Entre todos os setembros da história moderna da humanidade, este último foi o mais quente. Significa dizer que desde que começaram as medições de temperatura, no final do século XIX, nunca houve um mês de setembro tão quente como o de 2020.
Tanto a medição das temperaturas quanto a publicação dos resultados foram realizadas pelo Serviço de Mudança Climática Copernicus, da União Europeia, e reforçam a tendência de aquecimento planetário observada nos últimos 5 anos – os mais quentes desde o início das medições.
Segundo os dados do Copernicus, as temperaturas médias aferidas no mês de setembro de 2020 tiveram um aumento de 0,05ºC em relação a 2019; e de 0,08ºC, em relação a 2016 – anos que registraram os dois recordes anteriores para esse mês.
Mesmo que ainda existam (em número cada vez menor) os que associam o aquecimento do planeta a uma conspiração internacional, a ocorrência de picos de temperatura é uma tendência comprovada pela ciência.
Ou seja, não surpreende que setembro de 2020 tenha sido o mais quente, da mesma maneira que o de 2021 poderá ser ainda pior. O que causa estranheza é a pouca ou nenhuma relevância conferida pela imprensa a esses recordes e à sua vinculação ao Acordo de Paris.

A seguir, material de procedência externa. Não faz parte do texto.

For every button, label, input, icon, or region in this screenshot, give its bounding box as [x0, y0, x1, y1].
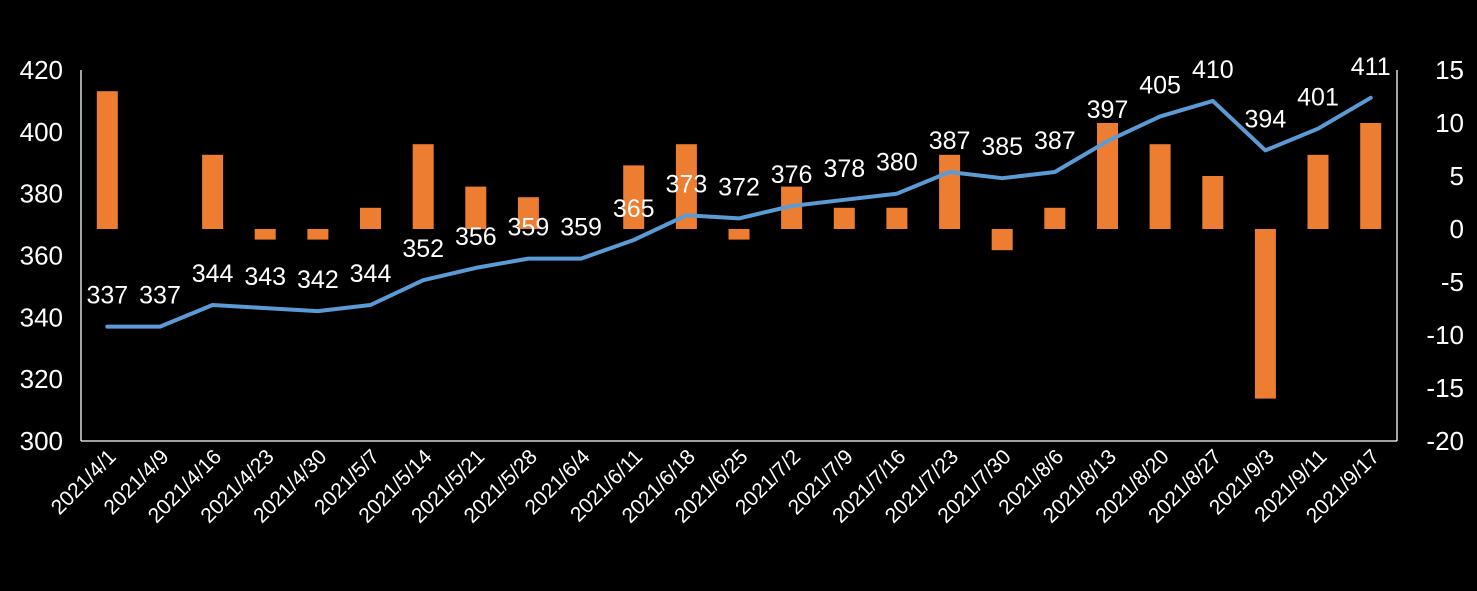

Assinado em dezembro de 2015, o Acordo de Paris é o mais amplo pacto mundial já celebrado em torno das mudanças climáticas, tendo sido subscrito por mais de 95% dos países associados à ONU.

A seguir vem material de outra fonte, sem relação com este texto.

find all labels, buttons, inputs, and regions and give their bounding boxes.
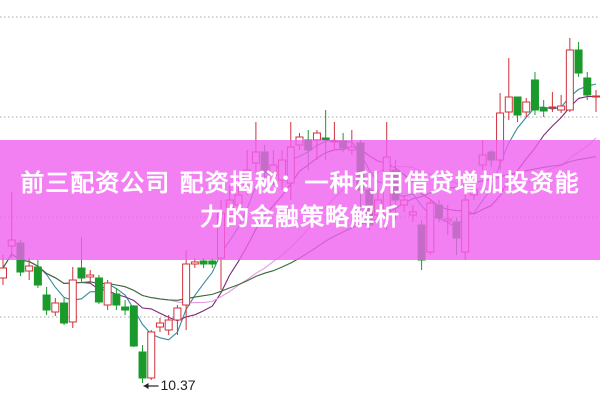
candle-down [138, 345, 147, 383]
candle-down [94, 275, 103, 304]
candle-body [147, 331, 156, 379]
candle-body [121, 306, 130, 311]
candle-up [164, 315, 173, 335]
candle-up [155, 318, 164, 332]
candle-body [33, 266, 42, 286]
candle-body [155, 322, 164, 328]
candle-body [103, 282, 112, 306]
candle-body [138, 351, 147, 379]
candle-down [112, 288, 121, 310]
candle-down [60, 298, 69, 325]
arrow-head-icon [143, 383, 149, 389]
candle-body [129, 305, 138, 347]
candle-body [0, 267, 7, 279]
candle-body [530, 79, 539, 111]
candle-body [25, 265, 34, 272]
candle-body [504, 96, 513, 113]
article-title: 前三配资公司 配资揭秘：一种利用借贷增加投资能力的金融策略解析 [20, 169, 580, 231]
candle-up [173, 305, 182, 335]
candle-down [42, 287, 51, 315]
low-annotation-arrow [143, 383, 159, 389]
candle-up [557, 95, 566, 113]
candle-body [565, 49, 574, 111]
candle-up [147, 330, 156, 380]
candle-body [557, 105, 566, 111]
candle-down [530, 72, 539, 115]
candle-up [86, 270, 95, 282]
candle-body [173, 307, 182, 321]
candle-up [51, 298, 60, 316]
candle-body [321, 137, 330, 141]
candle-up [565, 38, 574, 112]
candle-body [51, 302, 60, 313]
title-banner: 前三配资公司 配资揭秘：一种利用借贷增加投资能力的金融策略解析 [0, 140, 600, 260]
candle-body [86, 274, 95, 278]
candle-body [182, 263, 191, 306]
candle-body [77, 267, 86, 279]
candle-body [592, 95, 600, 98]
candle-up [522, 98, 531, 117]
candle-body [522, 101, 531, 113]
candle-up [68, 267, 77, 328]
candle-up [504, 58, 513, 120]
candle-down [129, 305, 138, 347]
candle-body [312, 132, 321, 141]
candle-up [103, 280, 112, 310]
candle-body [513, 96, 522, 116]
candle-up [548, 92, 557, 112]
candle-body [112, 293, 121, 306]
candle-body [199, 260, 208, 265]
candle-down [583, 72, 592, 100]
candle-body [164, 319, 173, 331]
candle-body [548, 106, 557, 109]
candle-body [208, 260, 217, 265]
candle-down [513, 96, 522, 122]
candle-up [190, 258, 199, 268]
candle-down [33, 260, 42, 288]
candle-down [574, 42, 583, 77]
candle-body [60, 302, 69, 324]
candle-body [539, 107, 548, 112]
candle-down [539, 100, 548, 117]
candle-up [592, 90, 600, 112]
candle-down [121, 300, 130, 315]
candle-body [190, 261, 199, 265]
candle-body [42, 294, 51, 311]
candle-body [94, 277, 103, 303]
low-price-label: 10.37 [160, 377, 196, 393]
candle-body [574, 49, 583, 74]
candle-body [583, 77, 592, 96]
candle-body [68, 279, 77, 323]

Mantida a tendência de elevação da temperatura, cresce entre os países a ideia-força de que as metas que voluntariamente estabeleceram perante o Acordo de Paris podem não ser suficientes para conter os efeitos nefastos do aquecimento global.

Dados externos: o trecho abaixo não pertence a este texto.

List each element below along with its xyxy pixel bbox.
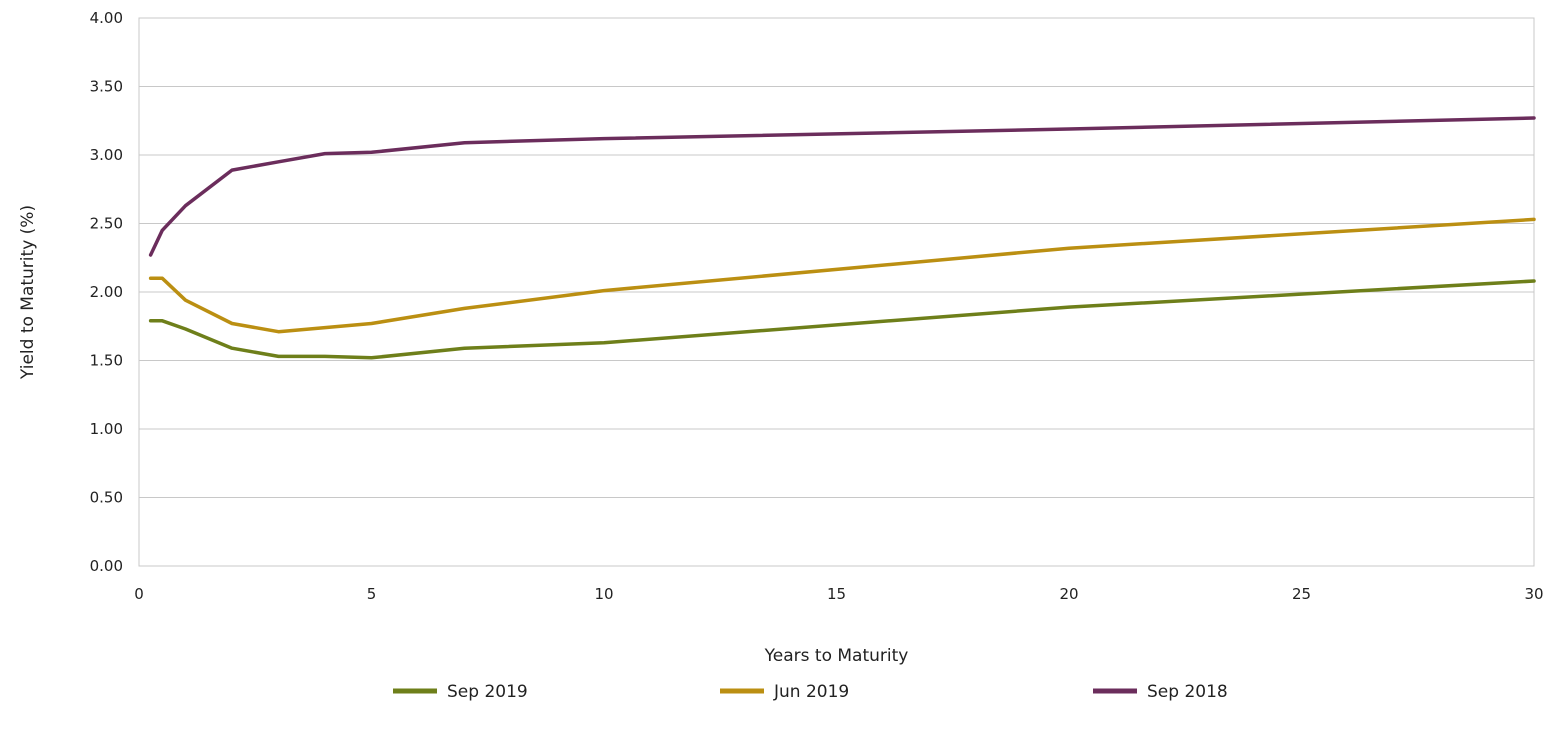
x-tick-label: 15 xyxy=(827,585,846,603)
x-tick-label: 10 xyxy=(594,585,613,603)
y-tick-label: 2.00 xyxy=(90,283,123,301)
y-tick-label: 4.00 xyxy=(90,9,123,27)
x-tick-label: 0 xyxy=(134,585,144,603)
plot-area-frame xyxy=(138,17,1535,567)
series-line-sep-2018 xyxy=(148,116,1536,257)
y-tick-label: 1.50 xyxy=(90,352,123,370)
legend: Sep 2019 Jun 2019 Sep 2018 xyxy=(393,682,1228,702)
y-tick-label: 3.00 xyxy=(90,146,123,164)
y-tick-label: 0.00 xyxy=(90,557,123,575)
y-tick-label: 2.50 xyxy=(90,215,123,233)
series-lines xyxy=(148,116,1536,360)
y-tick-label: 0.50 xyxy=(90,489,123,507)
x-tick-label: 5 xyxy=(367,585,377,603)
x-axis-ticks: 0 5 10 15 20 25 30 xyxy=(134,585,1543,603)
legend-label: Sep 2019 xyxy=(447,682,528,702)
series-line-jun-2019 xyxy=(148,217,1536,334)
x-axis-title: Years to Maturity xyxy=(764,646,909,666)
x-tick-label: 25 xyxy=(1292,585,1311,603)
y-axis-title: Yield to Maturity (%) xyxy=(18,205,38,380)
legend-label: Sep 2018 xyxy=(1147,682,1228,702)
x-tick-label: 30 xyxy=(1524,585,1543,603)
y-tick-label: 1.00 xyxy=(90,420,123,438)
legend-label: Jun 2019 xyxy=(773,682,849,702)
x-tick-label: 20 xyxy=(1059,585,1078,603)
y-tick-label: 3.50 xyxy=(90,78,123,96)
series-line-sep-2019 xyxy=(148,279,1536,360)
y-axis-ticks: 0.00 0.50 1.00 1.50 2.00 2.50 3.00 3.50 4.00 xyxy=(90,9,123,575)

Nesse caso, há apenas dois caminhos.
O primeiro remete à ampliação das metas de redução das emissões de carbono, o principal (mas não único) gás responsável pelo efeito estufa. Essa alternativa esbarra em resistências, pois poderá inibir a retomada num momento de retração econômica mundial, quando a maior parte dos países se encontra no limiar da recessão.
O segundo caminho aponta para a substituição da matriz energética vigente, intensiva em carbono e combustíveis fósseis, pela chamada economia de baixo carbono – baseada em fontes de energia considerada limpa, como a luz do sol e a força das águas e do vento.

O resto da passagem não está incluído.